Marshall countered saying any attempt to save the child would have made little difference other than slowing down the baby’s death.
Judge Nancy Vaidik didn’t buy that argument, noting someone with cancer who gets shot is still a victim of murder.
“I mean, we don’t say, ‘Oh, they only had another five hours to live.’ And that’s what I’m struggling with,” said said, according to The Indianapolis Star.
Since her conviction in 2013, Patel’s case has caused controversy over the prosecution of women who abort their babies at home or with the help of an organization. She was sentenced to 20 years in prison. Abortion activists are calling this the first state prosecution of a woman on the grounds of feticide.
Police officials arrested Patel in 2013 when she sought treatment from a hospital in Mishawaka for profuse bleeding after giving birth. They found the baby later in the dumpster behind Patel’s parents’ restaurant.
Patel is a 35-year-old Indian-American who at the time lived with her parents and grandparents. According to court records, she performed a home abortion by taking abortion-inducing drugs she purchased through a pharmacy in Hong Kong. But doctors said they couldn’t find records of the drugs.
In light of the court records, the state said Patel may have been traumatized by the experience, driven to abort her child out of fear her family would discover she had an affair with a married man.

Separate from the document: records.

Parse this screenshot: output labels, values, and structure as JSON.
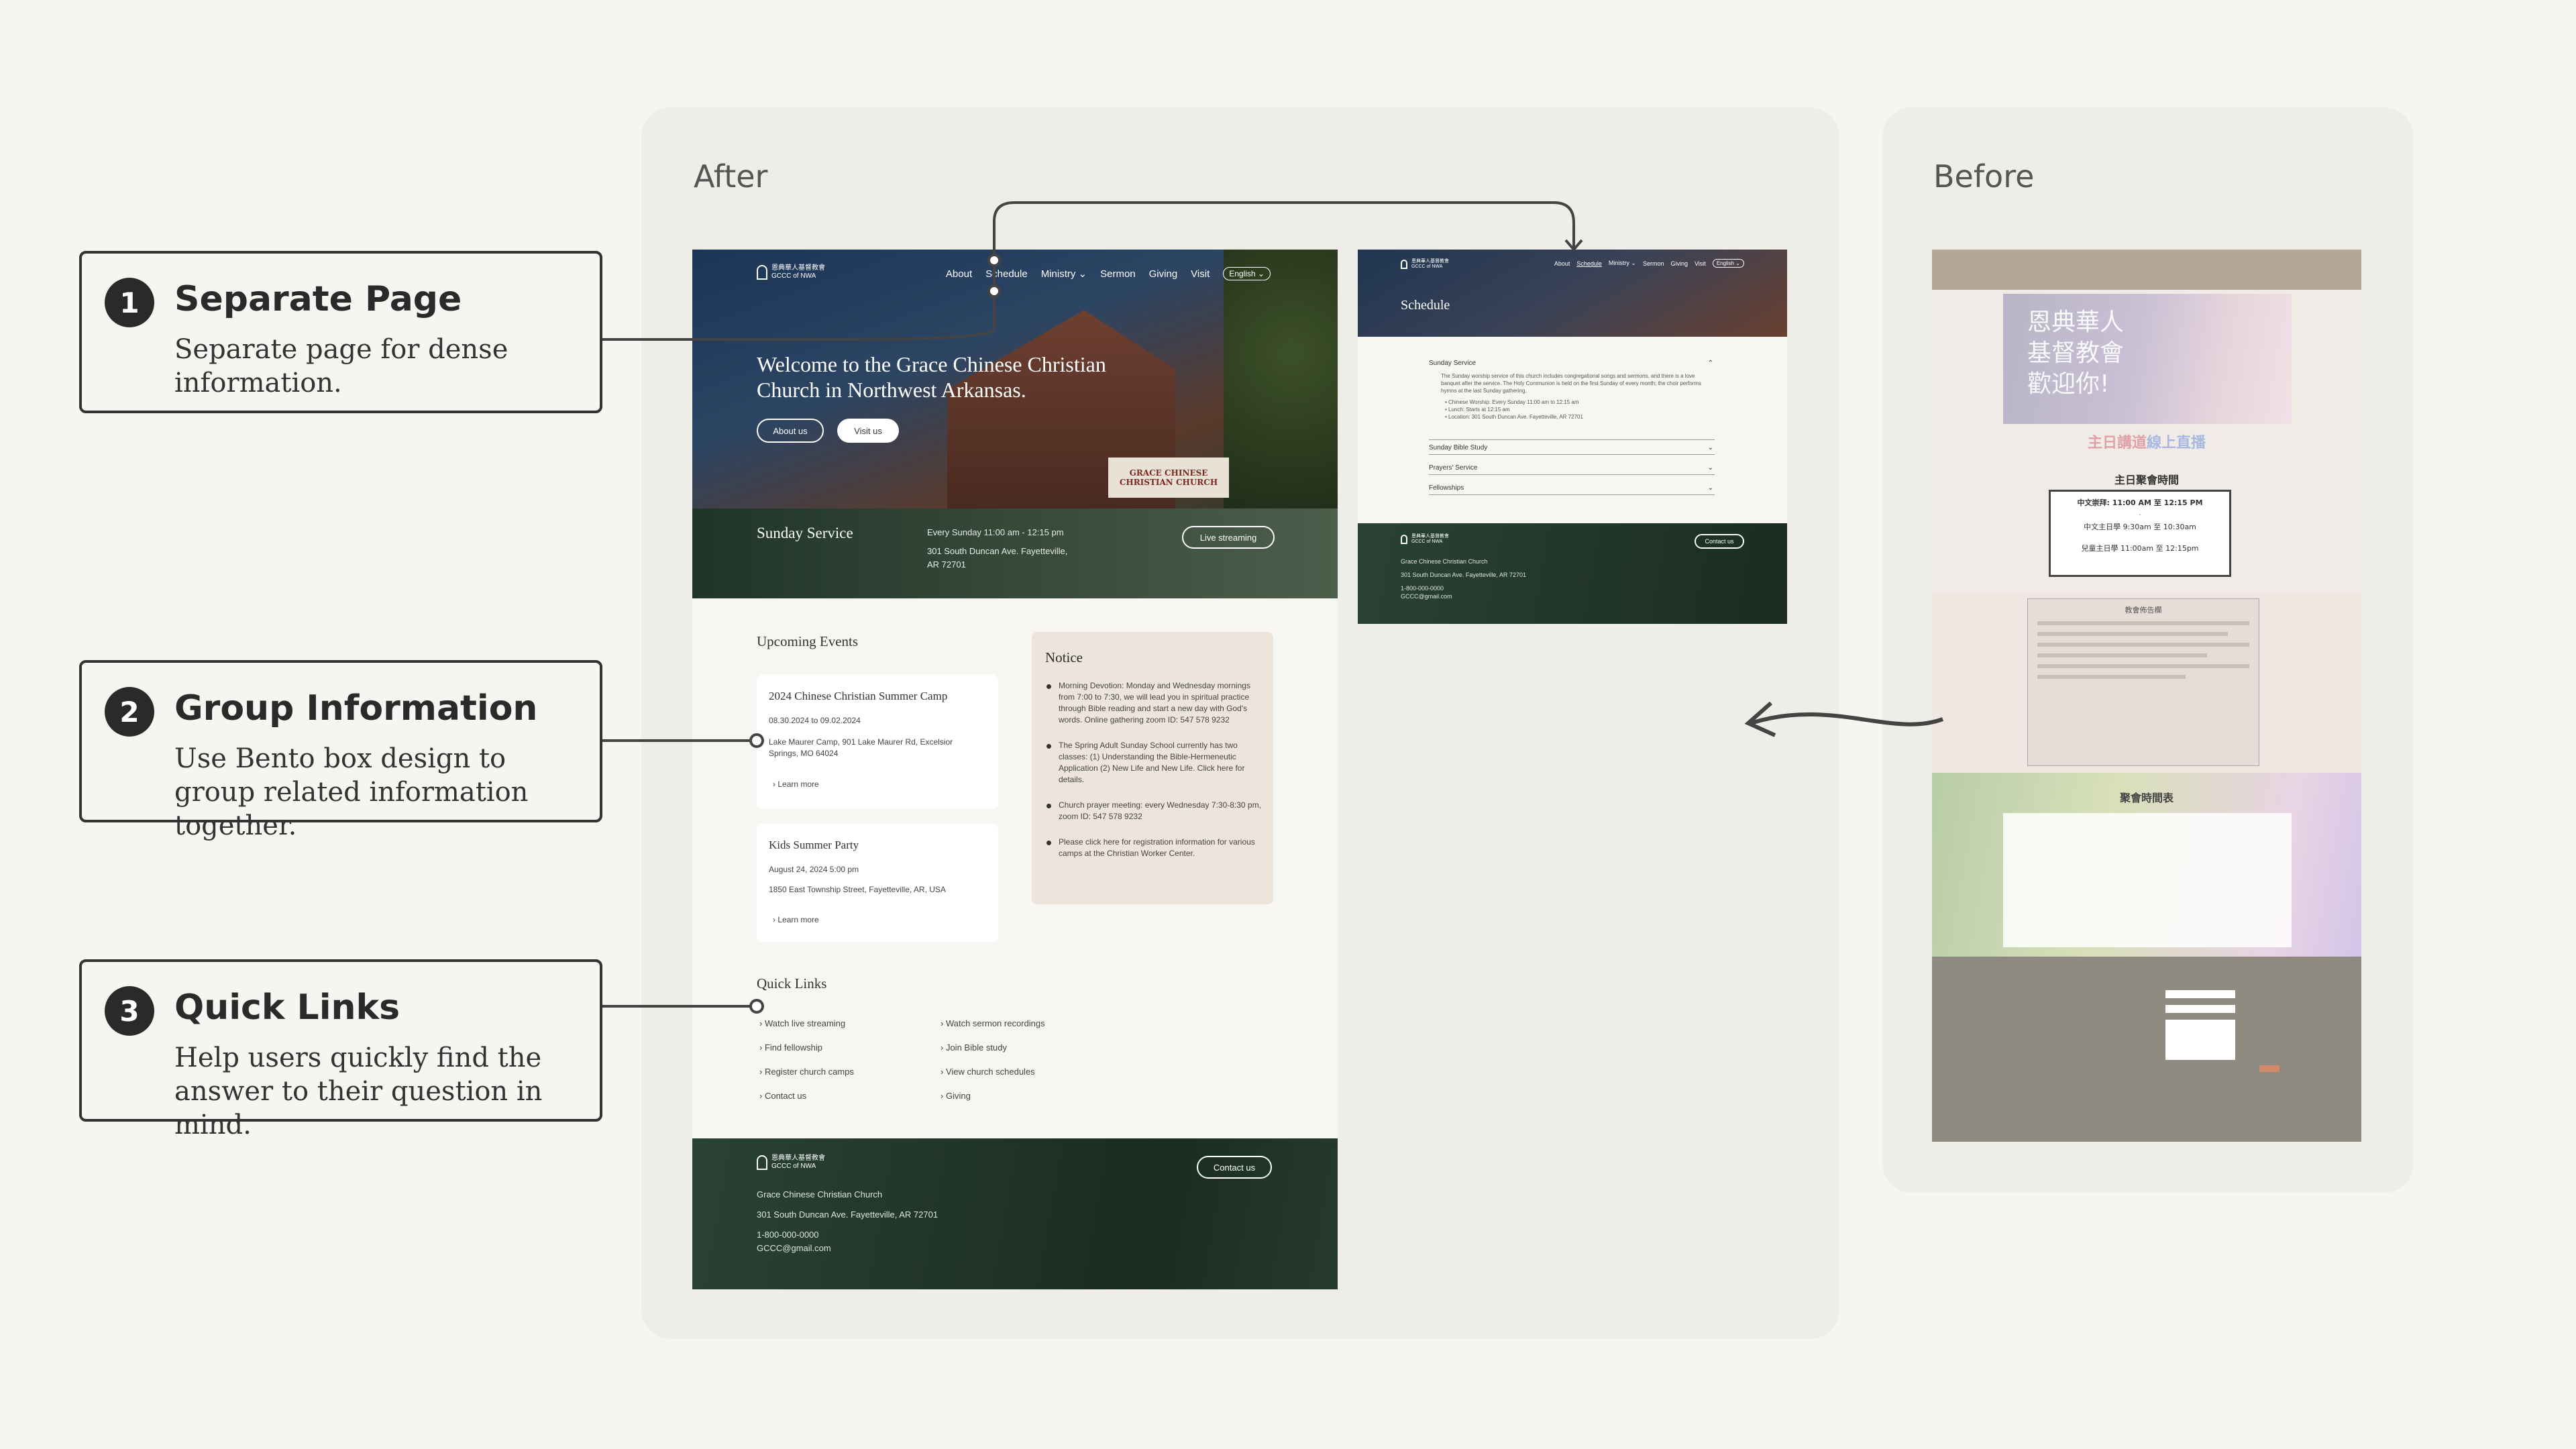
{
  "callouts": [
    {
      "num": "1",
      "title": "Separate Page",
      "desc": "Separate page for dense information."
    },
    {
      "num": "2",
      "title": "Group Information",
      "desc": "Use Bento box design to group related information together."
    },
    {
      "num": "3",
      "title": "Quick Links",
      "desc": "Help users quickly find the answer to their question in mind."
    }
  ],
  "panels": {
    "after": "After",
    "before": "Before"
  },
  "site": {
    "logo_cn": "恩典華人基督教會",
    "logo_en": "GCCC of NWA",
    "nav": [
      "About",
      "Schedule",
      "Ministry",
      "Sermon",
      "Giving",
      "Visit"
    ],
    "lang": "English",
    "hero_title": "Welcome to the Grace Chinese Christian Church in Northwest Arkansas.",
    "btn_about": "About us",
    "btn_visit": "Visit us",
    "sign": "GRACE CHINESE CHRISTIAN CHURCH",
    "sunday_title": "Sunday Service",
    "sunday_time": "Every Sunday 11:00 am - 12:15 pm",
    "sunday_addr": "301 South Duncan Ave. Fayetteville, AR 72701",
    "live_btn": "Live streaming",
    "events_title": "Upcoming Events",
    "events": [
      {
        "title": "2024 Chinese Christian Summer Camp",
        "date": "08.30.2024 to 09.02.2024",
        "place": "Lake Maurer Camp, 901 Lake Maurer Rd, Excelsior Springs, MO 64024",
        "more": "Learn more"
      },
      {
        "title": "Kids Summer Party",
        "date": "August 24, 2024 5:00 pm",
        "place": "1850 East Township Street, Fayetteville, AR, USA",
        "more": "Learn more"
      }
    ],
    "notice_title": "Notice",
    "notices": [
      "Morning Devotion: Monday and Wednesday mornings from 7:00 to 7:30, we will lead you in spiritual practice through Bible reading and start a new day with God's words. Online gathering zoom ID: 547 578 9232",
      "The Spring Adult Sunday School currently has two classes: (1) Understanding the Bible-Hermeneutic Application (2) New Life and New Life. Click here for details.",
      "Church prayer meeting: every Wednesday 7:30-8:30 pm, zoom ID: 547 578 9232",
      "Please click here for registration information for various camps at the Christian Worker Center."
    ],
    "quick_title": "Quick Links",
    "quick_left": [
      "Watch live streaming",
      "Find fellowship",
      "Register church camps",
      "Contact us"
    ],
    "quick_right": [
      "Watch sermon recordings",
      "Join Bible study",
      "View church schedules",
      "Giving"
    ],
    "footer_name": "Grace Chinese Christian Church",
    "footer_addr": "301 South Duncan Ave. Fayetteville, AR 72701",
    "footer_phone": "1-800-000-0000",
    "footer_email": "GCCC@gmail.com",
    "contact_btn": "Contact us"
  },
  "schedule": {
    "title": "Schedule",
    "items": [
      "Sunday Service",
      "Sunday Bible Study",
      "Prayers' Service",
      "Fellowships"
    ],
    "service_desc": "The Sunday worship service of this church includes congregational songs and sermons, and there is a love banquet after the service. The Holy Communion is held on the first Sunday of every month; the choir performs hymns at the last Sunday gathering.",
    "bullets": [
      "Chinese Worship: Every Sunday 11:00 am to 12:15 am",
      "Lunch: Starts at 12:15 am",
      "Location: 301 South Duncan Ave. Fayetteville, AR 72701"
    ]
  },
  "before": {
    "hero_text": "恩典華人\n基督教會\n歡迎你!",
    "live": "主日講道",
    "live2": "線上直播",
    "service_head": "主日聚會時間",
    "service_lines": [
      "中文崇拜: 11:00 AM 至 12:15 PM",
      "中文主日學 9:30am 至 10:30am",
      "兒童主日學 11:00am 至 12:15pm"
    ],
    "notice_head": "教會佈告欄",
    "table_head": "聚會時間表"
  },
  "colors": {
    "dark_green": "#1f3529",
    "note_bg": "#ede5dc",
    "page_bg": "#f6f5f1"
  }
}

“Any one of us could have been Purvi Patel,” the abortion giant Planned Parenthood said In a tweet. “How else will state governments punish women for their reproductive decisions?”
In a similar case in 2012, an Idaho woman self-induced an abortion, and Marjorie Dannenfelser, president of the pro-life organization Susan B. Anthony List, told NPR that woman should not be punished.
“We do not think women should be criminalized. … Criminal sanctions or any kind of sanctions are appropriate for abortionists and not for women,” Dannenfelser said.
But questions remain as to whether Patel knew her 1.5-pound baby boy was still alive when she disposed of his body. The lines between abortion and feticide are still hazy. If abortion is legal, what makes feticide illegal?
The Associated Press contributed to this report.